We must adapt how we grow our food in a climate-impacted world
This week’s release of a new report from the United Nations on climate change impacts is a stark reminder of global risk to food production under a climate-impacted world. The report makes clear that critical action is needed around the globe now to secure our food systems even as we work to lower emissions and forestall even greater impact.
Yes, we must double down on efforts to reduce emissions. At the same time, we must address the threats that are already baked into our warming world. The new report makes clear that we are not doing nearly enough to adapt to changes like climate-driven droughts, floods and severe weather events. But even more alarming is how these new realities will impact food systems regionally and globally. To thrive in the future we must adapt now.
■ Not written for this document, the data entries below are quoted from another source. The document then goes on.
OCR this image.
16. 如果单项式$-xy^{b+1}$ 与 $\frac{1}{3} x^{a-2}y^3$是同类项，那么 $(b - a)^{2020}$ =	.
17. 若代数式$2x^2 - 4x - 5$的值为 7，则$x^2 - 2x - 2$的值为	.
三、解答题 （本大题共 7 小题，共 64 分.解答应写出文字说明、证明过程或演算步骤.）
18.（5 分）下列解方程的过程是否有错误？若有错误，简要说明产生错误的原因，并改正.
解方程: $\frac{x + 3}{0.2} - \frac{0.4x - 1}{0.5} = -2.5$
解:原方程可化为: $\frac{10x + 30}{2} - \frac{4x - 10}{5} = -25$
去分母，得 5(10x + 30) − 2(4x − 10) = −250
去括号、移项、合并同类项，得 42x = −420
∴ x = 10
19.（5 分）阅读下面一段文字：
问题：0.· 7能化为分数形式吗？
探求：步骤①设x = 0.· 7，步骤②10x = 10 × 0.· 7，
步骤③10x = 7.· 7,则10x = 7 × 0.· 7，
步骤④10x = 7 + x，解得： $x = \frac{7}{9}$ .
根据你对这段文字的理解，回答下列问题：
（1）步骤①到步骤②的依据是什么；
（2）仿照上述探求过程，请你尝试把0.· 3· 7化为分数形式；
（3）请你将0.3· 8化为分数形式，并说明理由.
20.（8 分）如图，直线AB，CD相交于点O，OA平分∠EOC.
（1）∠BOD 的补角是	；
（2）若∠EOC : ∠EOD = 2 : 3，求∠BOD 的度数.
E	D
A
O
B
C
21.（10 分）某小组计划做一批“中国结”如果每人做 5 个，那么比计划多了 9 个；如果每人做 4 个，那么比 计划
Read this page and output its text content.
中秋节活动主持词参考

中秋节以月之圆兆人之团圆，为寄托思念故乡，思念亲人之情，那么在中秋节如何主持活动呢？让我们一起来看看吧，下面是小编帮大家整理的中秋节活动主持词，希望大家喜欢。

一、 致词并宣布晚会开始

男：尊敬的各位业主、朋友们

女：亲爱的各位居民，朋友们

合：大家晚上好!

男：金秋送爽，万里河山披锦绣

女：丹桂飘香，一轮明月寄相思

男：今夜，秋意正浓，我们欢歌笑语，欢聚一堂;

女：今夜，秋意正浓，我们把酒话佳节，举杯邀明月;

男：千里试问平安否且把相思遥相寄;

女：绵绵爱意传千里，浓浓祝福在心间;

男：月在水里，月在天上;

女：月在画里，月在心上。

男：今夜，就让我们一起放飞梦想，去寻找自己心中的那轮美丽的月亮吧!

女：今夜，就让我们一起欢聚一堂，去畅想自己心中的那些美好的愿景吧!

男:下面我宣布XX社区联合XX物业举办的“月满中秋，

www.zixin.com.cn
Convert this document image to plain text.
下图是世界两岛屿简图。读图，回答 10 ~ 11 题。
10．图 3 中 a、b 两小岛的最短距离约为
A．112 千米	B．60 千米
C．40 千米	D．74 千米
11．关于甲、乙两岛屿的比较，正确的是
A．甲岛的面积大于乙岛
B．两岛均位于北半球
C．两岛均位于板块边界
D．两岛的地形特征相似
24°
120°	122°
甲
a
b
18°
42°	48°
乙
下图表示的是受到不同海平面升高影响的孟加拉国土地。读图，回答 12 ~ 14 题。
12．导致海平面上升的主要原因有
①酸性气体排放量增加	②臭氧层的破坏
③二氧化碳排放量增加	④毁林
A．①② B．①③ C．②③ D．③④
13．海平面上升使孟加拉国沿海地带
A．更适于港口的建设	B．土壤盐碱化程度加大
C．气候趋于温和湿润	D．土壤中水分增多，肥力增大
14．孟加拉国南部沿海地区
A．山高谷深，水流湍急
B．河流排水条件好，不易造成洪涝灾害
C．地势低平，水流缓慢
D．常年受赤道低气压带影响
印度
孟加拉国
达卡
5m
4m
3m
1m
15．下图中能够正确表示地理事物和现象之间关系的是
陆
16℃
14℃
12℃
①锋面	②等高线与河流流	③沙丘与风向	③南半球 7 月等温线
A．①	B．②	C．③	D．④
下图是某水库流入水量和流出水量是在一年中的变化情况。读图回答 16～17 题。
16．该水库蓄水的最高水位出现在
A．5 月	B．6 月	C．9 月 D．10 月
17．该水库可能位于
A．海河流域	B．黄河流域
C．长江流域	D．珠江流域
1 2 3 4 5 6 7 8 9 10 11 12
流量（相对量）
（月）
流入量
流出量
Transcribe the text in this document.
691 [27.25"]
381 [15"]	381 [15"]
Climate change will impact our ability to feed a growing population. While no corner of the world is safe from impact, our most vulnerable populations are bearing the greatest burden. We have the tools to drive necessary shifts. Some are already pressing forward.
Farmers in the small Indian village of Kandukurlapalli could tell you that adaptation works. Like food producers in pockets around the world, these farmers are changing what they plant and how they farm, growing crops that fare better in drier conditions while reducing emissions and waste. The U.N.’s report makes clear that we must build on these practices and bring that spirit of adaptation to a global scale and across all our food systems — be that on land or in the sea.
As our oceans continue to warm, fish are migrating to deeper and cooler waters, putting strain on local industries and communities that have relied on them for generations. Work is already underway in many places to adapt management systems to these new realities. And soon, our crops will need to migrate too — by some estimates as early as 2030 — as climate change makes currently productive land less suitable for growing food.
We already have solutions that can make our food systems more resilient. Planting cover crops in fields that farmers would otherwise lay bare can make soils spongier, helping them better withstand extreme weather from heavy rain to drought. And as weather patterns become less reliable, planting more diverse and less water-intensive crops can alleviate the impact of drought while protecting farmers’ bottom lines and even reducing the likelihood of famine. These adaptations are real, science-based strategies that are already benefitting individual farmers and their communities in places around the world. Now, governments, NGOs and private industry must work together to bring these adaptations to scale so we can all benefit.
That’s why the Environmental Defense Fund is bringing adaptation to the climate fight’s front lines. In India, we’re working with farmers and scientists to change how rice fields are flooded, making one of the world’s most important crops more resilient while producing higher yields. In the American West, we partnered with NASA, Google, and the Desert Research Institute to give U.S. farmers and water managers groundbreaking new satellite data that will help them conserve water and adapt to a shrinking Colorado River. And across the world, we’re working to transform the farm financial system so that cutting agricultural emissions and building resilience is as good for farmers’ bottom lines as it is for those they feed. We are also working with fishing communities around the world to put in place climate-resilient fisheries management strategies.
Of course, the Intergovernmental Panel on Climate Change’s (IPCC) report makes clear that we can’t adapt our way out of climate change. We must also work to stabilize our climate by dramatically reducing emissions from food production and embracing natural climate solutions that store carbon. This includes unglamorous innovations like smarter manure management, which could cut agricultural methane emissions, slow warming and buy us critical time to reduce other emissions and adapt. We must also work against the encroachment of agriculture into forests and grasslands vital to capturing and storing atmospheric carbon. But the limitations of adaptation only make it clearer: The time for incrementalism is over. We need to fundamentally transform the way we think of food systems.
We must act now, and we must act together. To an urban Westerner or even a Midwestern farmer, what crops farmers in Kandukurlapalli plant — and how they plant them — may seem like a distant concern. But the U.N.’s report makes it clear that the struggles facing producers around the world are not theirs alone. When wildfires, droughts and floods threaten our food supply, they threaten the survival of each one of us. But if every farmer, rancher and fisher are given the tools they need to adapt, humanity has a real chance to thrive.
So, as we face the realities of climate change, let’s adapt — and build a more resilient, more just food system for all.
Eric Schwaab is the senior vice president at the Environmental Defense Fund and previously served as head of the U.S. National Marine Fisheries Service in the Obama administration.